Qu’invoque M. Calvet pour refuser de faire participer les salariés aux gains de l’entreprise qui sont essentiellement les leurs puisque assurés par des salaires de smicards ?
" La santé de l’entreprise reste fragile. Or les prévisions de bénéfices pour 1989 sont - étaient - de 10 milliards, soit une progression de 13,65 %.
" Le spectre de la concurrence japonaise qui ne fera de nous qu’une bouchée si on baisse les bras (traduisez si on augmente décemment les salaires).
" Les investissements.
" Le pourcentage sans cesse croissant de la pénétration des voitures étrangères en France, près de 40%, notamment allemandes (pour le moment, les japonaises sont contingentées).

Alors, si M. Calvet est le bon économiste, le bon gestionnaire que décrivent M. Périgot et même certains membres du Gouvernement, qu’il nous explique comment font les Allemands.
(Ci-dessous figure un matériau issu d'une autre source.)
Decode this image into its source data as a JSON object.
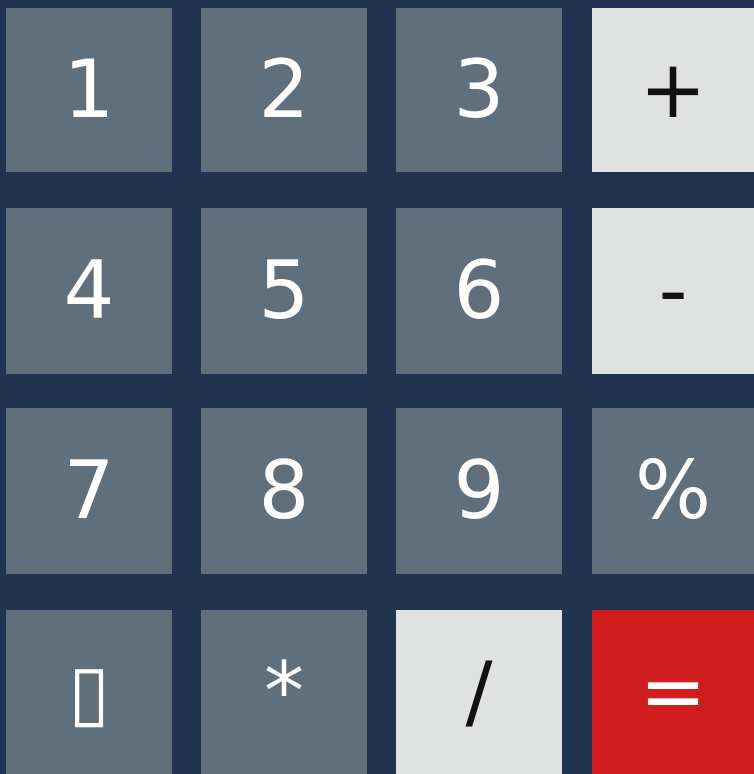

Un reportage dans l’automobile allemande, réalisé pendant le conflit, nous a montré des ouvriers qui, avec une semaine de 35 heures (victoire de l’IG Metall) gagnaient 12.000 F./mois, soit, traduits en équivalence de pouvoir d’achat, environ 10.800 F. : le double d’un ouvrier de Peugeot. Certes, la société duale se développe également en Allemagne, comme dans tous les pays capitalistes, mais disons qu’elle est moins duale qu’en France !
Il faut des patrons butés et bornés comme Calvet pour refuser tout partage des gains de l’entreprise ; deux sondages lui donnent heureusement tort : 70 % des Français et 57 % des patrons sont pour une ouverture des négociations.
Dans ce conflit, on peut noter la mollesse du gouvernement "socialiste" qui se retranche derrière le non-interventionnisme dans l’entreprise privée. Déjà, il y a quelques mois, Bérégovoy avait invité à petit-déjeuner les deux Grands de l’Automobile pour leur demander d’être "raisonnables" dans leurs prochaines augmentations du prix des voitures. Et le Ministre de faire claironner son intervention dans la presse : indice des prix et gouvernement socialiste obligent. Las ! quelques jours plus tard, après l’augmentation, les médias constataient que l’appel du Ministre n’avait pas été entendu. Les prix étant libres, Bérégovoy ne pipa mot.
Et comme il est discret dans le conflit actuel ! Après tout n’est-il pas le premier bénéficiaire, dans son ministère, de l’impôt sur les sociétés : plus de 6 milliards pour le premier contribuable de France en 1988. Alors que si Peugeot avait des salaires plus décents, les bénéfices de l’Etat seraient amputés d’autant ; il n’en retrouverait qu’une petite partie à travers la TVA des produits supplémentaires qu’achèteraient les salariés de Peugeot mieux payés. Mais, question à M. Bérégovoy : en France, la fraude fiscale est estimée à 160 milliards de francs, soit en gros 10% du budget. Or seulement 25 milliards sont rattrappés. Un petit effort, Monsieur le Ministre, comme vous le demandent aujourd’hui vos grévistes d’inspecteurs et vous trouverez bien les quelques milliards qui vous feraient défaut si Peugeot, et tant d’autres patrons pleurnichards payaient un peu mieux leurs ouvriers et employés. Ce qui aurait au moins le mérite de mettre un frein à l’aggravation de la société à deux vitesses dans laquelle nous nous enfonçons de plus en plus.